Warren Buffett provided some words of wisdom in his recently released annual letters to the shareholders of Berkshire Hathaway.
Buffett’s comments touched on the four disciplines leading to success in the insurance business and could be applied equally as well to investments.
Our observation is with most endeavors there is a formula for success. Certain things are fundamental to obtaining success and certain things often lead to failure.
For profitable investing, we recommend all investors understand the basics of investing and then have the discipline to invest accordingly.
Here are four things to consider:
- One – Understand all exposures that might cause a policy to incur losses.
The risk of loss to a long-term investor is the chance you will lose all your money.
That is a possibility. It has happened to many people before and it will happen to many people again.
You could purchase a stock or bond and the value of that investment could decline to zero. Remember Nortel?
The best protection is to own a diversified portfolio consisting of many different asset classes. You will still experience volatility, however, it is unlikely that a diversified portfolio of hundreds, or thousands, of different investments will lose all of its value.
- Two – Conservatively assess the likelihood of any exposure actually causing a loss and the probable cost if it does.
In this case, you can let history be your guide.
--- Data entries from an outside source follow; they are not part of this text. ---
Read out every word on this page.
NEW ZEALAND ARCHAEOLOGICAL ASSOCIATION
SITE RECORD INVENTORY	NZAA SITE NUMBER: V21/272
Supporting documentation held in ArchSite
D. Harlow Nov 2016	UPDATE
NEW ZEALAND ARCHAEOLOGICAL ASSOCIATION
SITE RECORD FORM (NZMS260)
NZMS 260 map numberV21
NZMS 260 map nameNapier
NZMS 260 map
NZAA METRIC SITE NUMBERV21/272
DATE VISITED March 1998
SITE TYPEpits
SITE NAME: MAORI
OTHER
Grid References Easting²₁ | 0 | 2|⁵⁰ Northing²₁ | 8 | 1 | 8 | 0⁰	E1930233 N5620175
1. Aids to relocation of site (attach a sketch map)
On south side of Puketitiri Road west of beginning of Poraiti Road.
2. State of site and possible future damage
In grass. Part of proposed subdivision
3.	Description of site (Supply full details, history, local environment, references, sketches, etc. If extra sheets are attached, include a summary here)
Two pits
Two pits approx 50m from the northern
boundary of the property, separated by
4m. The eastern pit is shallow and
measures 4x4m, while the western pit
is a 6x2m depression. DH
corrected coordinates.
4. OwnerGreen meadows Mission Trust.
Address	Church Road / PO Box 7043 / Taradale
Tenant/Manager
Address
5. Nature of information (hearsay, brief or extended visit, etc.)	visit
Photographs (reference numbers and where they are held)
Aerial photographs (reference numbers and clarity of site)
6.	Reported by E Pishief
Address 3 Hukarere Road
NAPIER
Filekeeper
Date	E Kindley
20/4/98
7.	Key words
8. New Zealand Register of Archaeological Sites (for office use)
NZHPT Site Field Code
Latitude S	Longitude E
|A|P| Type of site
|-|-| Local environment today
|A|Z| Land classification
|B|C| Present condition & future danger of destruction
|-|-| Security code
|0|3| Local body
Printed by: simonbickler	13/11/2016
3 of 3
Review the past performance of asset classes to give you some understanding of the degree of volatility that has occurred.
Studying past volatility of an asset class, for example Canadian stocks or U.S. stocks, gives you some sense of what you might anticipate in the future.
Set a premium
- Three – Set a premium that, on average, will deliver a profit after both prospective loss costs and operating expenses are covered.
The key word is profit. If you have a diversified portfolio the probability of a profit is fairly high, if you continue to hold your investments for the long-term.
There is risk to investing in just one stock or a concentrated holdings of a few stocks because if any one security declines significantly in value because of a business failure then you might not have the ability to recover your investment.
Diversification is key. Follow the principle of safety in numbers and avoid the temptation to invest in just a few securities.
Be willing to walk away
- Four – Be willing to walk away if the appropriate premium can’t be obtained.
There is no such thing as an investment that is too good to be true. Sometimes specific investments are oversold because of their “fantastic” upside.
For example a few years ago when the price of oil was several times higher than it is today some people might have been tempted to over invest in an oil-based security.
That can be a good lesson to the perils of not diversifying. Investors cannot afford to take excess risk and often the best solution is to not make an investment in the first place.
Follow these four pieces of advice on investing and you are more likely to have positive results.